Simon Gauchet aime les aventures hypothétiques, comme la performance du Musée recopié en 2016 à Rennes ou celle qui l’a conduit en radeau à la recherche de l’île d’Utopie (cf. La grande marée). Déjà, en 2008, désireux d’approfondir sa connaissance du théâtre asiatique, il avait entrepris un voyage en Indonésie, puis au Japon. Là-bas, il rencontre le fils d’un maître du théâtre Nô, acteur lui aussi, qui lui a transmis les bases de cet art ancestral. Dix ans après, à l’occasion d’une résidence à la Villa Kujoyama, Simon Gauchet a créé ce spectacle atypique, beau comme un poème, fil tendu entre l’Orient et l’Occident : L’expérience de l’arbre. Car au Japon, au commencement du théâtre, il y avait un arbre sur la scène, un pin, face auquel les acteurs jouaient. Cet arbre était le lien entre la terre et le ciel, les Hommes et les Dieux. Aujourd’hui, l’arbre est représenté sous la forme d’une peinture, comme un témoin : «L’arbre garde la mémoire des hommes dans notre théâtre». 

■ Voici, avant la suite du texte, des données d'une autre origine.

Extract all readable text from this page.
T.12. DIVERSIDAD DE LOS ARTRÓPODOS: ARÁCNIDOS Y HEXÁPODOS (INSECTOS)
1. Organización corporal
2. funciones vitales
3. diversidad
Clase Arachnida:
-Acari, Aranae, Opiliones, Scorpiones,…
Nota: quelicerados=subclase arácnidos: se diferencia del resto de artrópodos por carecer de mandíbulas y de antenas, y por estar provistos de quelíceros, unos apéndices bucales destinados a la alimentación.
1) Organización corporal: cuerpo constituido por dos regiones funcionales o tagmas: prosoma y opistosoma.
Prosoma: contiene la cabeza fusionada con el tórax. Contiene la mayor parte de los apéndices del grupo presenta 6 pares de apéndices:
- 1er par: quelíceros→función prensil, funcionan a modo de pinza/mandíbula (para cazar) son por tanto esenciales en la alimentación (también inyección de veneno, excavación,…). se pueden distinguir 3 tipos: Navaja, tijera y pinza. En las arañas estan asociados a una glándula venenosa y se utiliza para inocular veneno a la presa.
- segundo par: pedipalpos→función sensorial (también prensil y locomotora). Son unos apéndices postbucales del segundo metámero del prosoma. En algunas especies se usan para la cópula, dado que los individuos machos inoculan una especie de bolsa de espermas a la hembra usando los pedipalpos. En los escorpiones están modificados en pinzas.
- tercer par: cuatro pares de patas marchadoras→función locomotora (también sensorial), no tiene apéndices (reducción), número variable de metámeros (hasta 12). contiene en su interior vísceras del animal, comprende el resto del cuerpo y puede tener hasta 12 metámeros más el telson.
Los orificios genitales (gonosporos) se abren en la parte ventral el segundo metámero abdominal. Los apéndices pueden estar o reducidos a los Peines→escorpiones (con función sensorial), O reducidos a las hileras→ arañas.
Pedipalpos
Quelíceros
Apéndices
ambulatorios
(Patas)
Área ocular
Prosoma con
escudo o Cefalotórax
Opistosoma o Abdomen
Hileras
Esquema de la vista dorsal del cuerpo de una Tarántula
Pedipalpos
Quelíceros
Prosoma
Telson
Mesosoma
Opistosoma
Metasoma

Entre transmission et cérémonie

Simon Gauchet a beaucoup appris de son passage au Japon, et beaucoup retenu de l’art et de la fonction du théâtre Nô, la plus ancienne forme de théâtre. Des échanges entre les deux acteurs sur le travail de la voix selon Tatsushige Udaka (en alternance aec Hiroaki Ogasawara), l’art du masque ou encore celui de l’éventail, et les références théâtrales de Simon Gauchet (Antonin Artaud, Tête d’or, de Claudel,…), le spectacle opère un glissement subreptice vers un message écologique. Sur le plateau, des vestiges d’arbres morts rappellent les arbres couchés, abattus par les typhons comme celui de 2018, et le tsunami de 2011 dont un unique pin est resté debout au sein d’une forêt de 70 000 arbres déracinés. Son tronc commençant à pourrir, il a été découpé en neuf morceaux afin d’injecter de la résine dans ses veines pour l’ériger à nouveau. Et le metteur en scène de se lancer dans la reconstruction d’un arbre pour le tenir debout. Tout un symbole. La musique de Joaquim Pavy, partie prenante du spectacle, les lumières, tout s’agrège pour réveiller et perpétuer les fantômes du théâtre dans cette aventure entre transmission et cérémonie. Spectacle à suivre en tournée.

(spectacle vu au Paris-Villette en novembre 2023)

L’expérience de l’arbre           * * *

Théâtre du Bois de l’Aune, Aix-en-Provence, 19 et 20 mars, Théâtre municipal de Saint Lô, 14 mai.